Si conclude lunedì 22 agosto, con un incontro dedicato al genio del piano jazz Michel Petrucciani, l’edizione 2016 della rassegna  Aspettando Serravalle Jazz ||Tre incontri tra cinema e jazz, alla Biblioteca San Giorgio di Pistoia, mentre tutto è ormai pronto per l’inizio del festivalSerravalle Jazz 2016 || Piano Piano Forte Forte (28, 29, 30 agosto), che è parter della rassegna, in un’ideale staffetta, tanto più attuale in tempi di Giochi Olimpici di Rio de Janeiro.

L’incontro su Michel Petrucciani, presentato da Maurizio Tuci, intende disegnare un ritratto artistico e biografico del grande maestro francese del piano jazz, attraverso, materiali filmici documentari e di fiction, ascolti.
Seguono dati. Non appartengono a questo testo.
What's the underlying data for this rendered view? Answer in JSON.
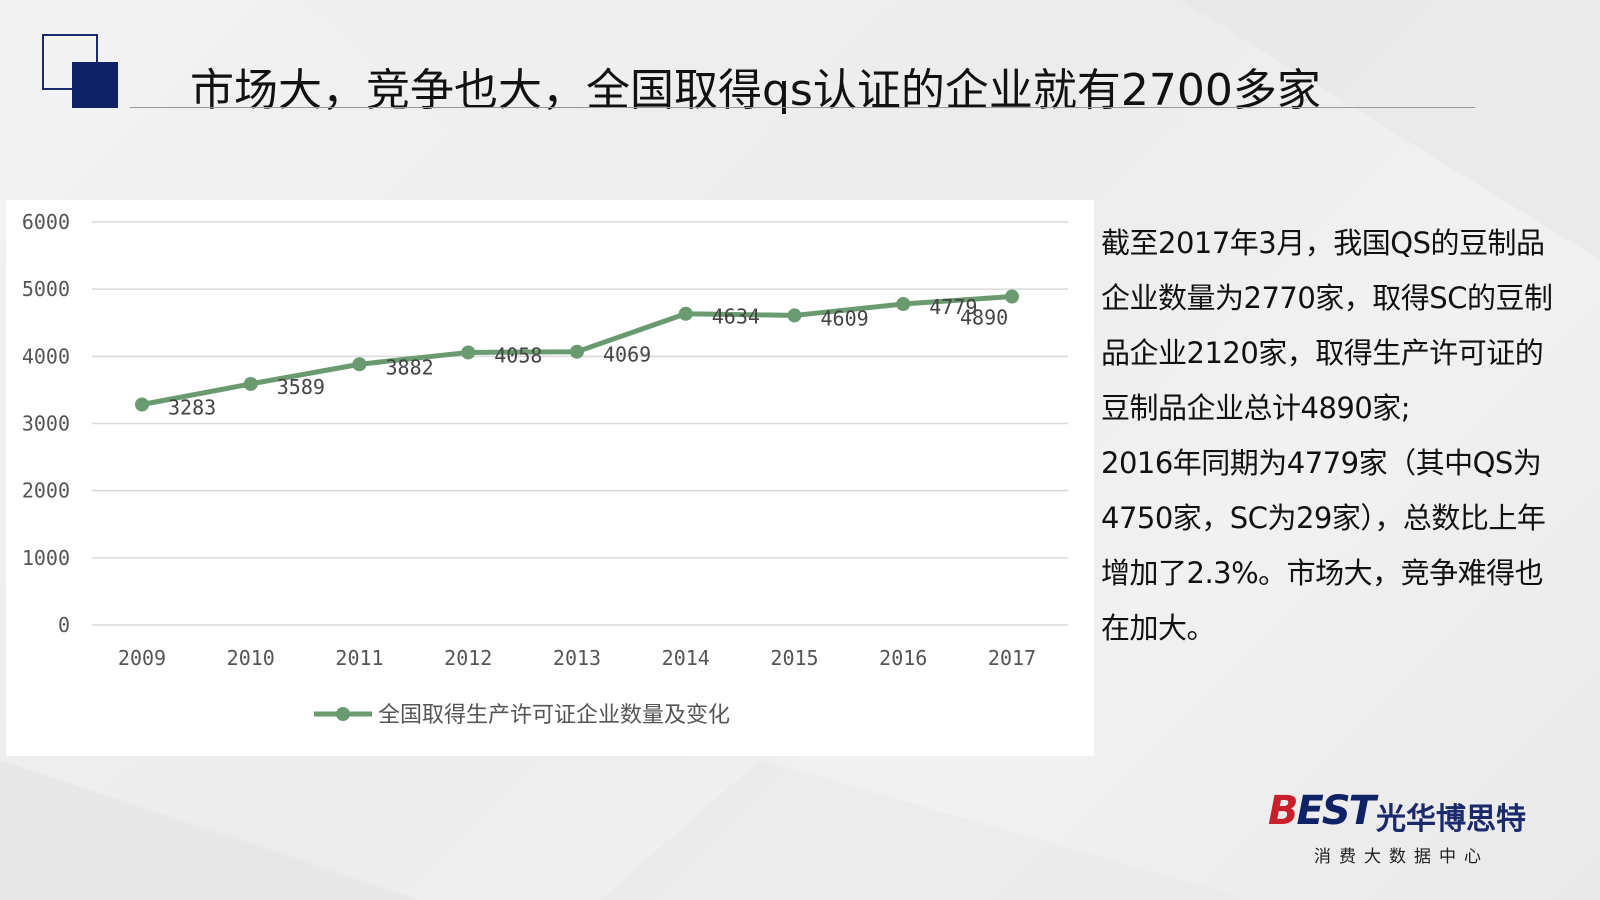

L’incontro si svolgerà nella Saletta Multimediale della Biblioteca San Giorgio di Pistoia, alle ore 16, con ingresso libero (richiesta prenotazione: tel. 0573 371784).

 

Come quella di Luca Flores, a cui era dedicato l’incontro precedente, altrettanto breve, intensa e geniale è stata la vita di Michel Petrucciani (1962-1999), il musicista francese di origini partenopee considerato uno dei più grandi pianisti jazz di tutti i tempi, nonostante una terribile malattia genetica, nota come la malattia delle ossa di cristallo, lo avesse costretto a vivere una vita a metà. Enfant prodige – inizia a suonare il piano a quattro anni -, la sua carriera professionale comincia a quindici, con il batterista Kenny Clarke, con cui a Parigi registra il suo primo disco. Dopo un tour in Francia con Lee Konitz, si trasferisce in California, entrando a far parte del quartetto del sassofonista Charles Lloyd. Fu quest’ultimo che dette fiducia al piccolo pianista francese che suonava divinamente, lanciandolo a livello internazionale. Il suo talento lo portò a suonare con musicisti già leggende del jazz, come Dizzy Gillespie, Chick Corea e Wayne Shorter. Numerosi i riconoscimenti ottenuti, come i prestigiosi Prix d’Excellence, il Django Reinhardt Award e la nomina come “Miglior musicista europeo”. Ricchissima la sua produzione discografica. Il suo stile eclettico, recupera miracolosamente dagli stili di tutti i suoi predecessori del pianoforte, elaborando così una sorta di mainstream che lo caratterizzerà in tutte le sue esecuzioni. Da semiautodidatta, spiccava per la tecnica mostruosa al servizio di una commovente sensibilità musicale.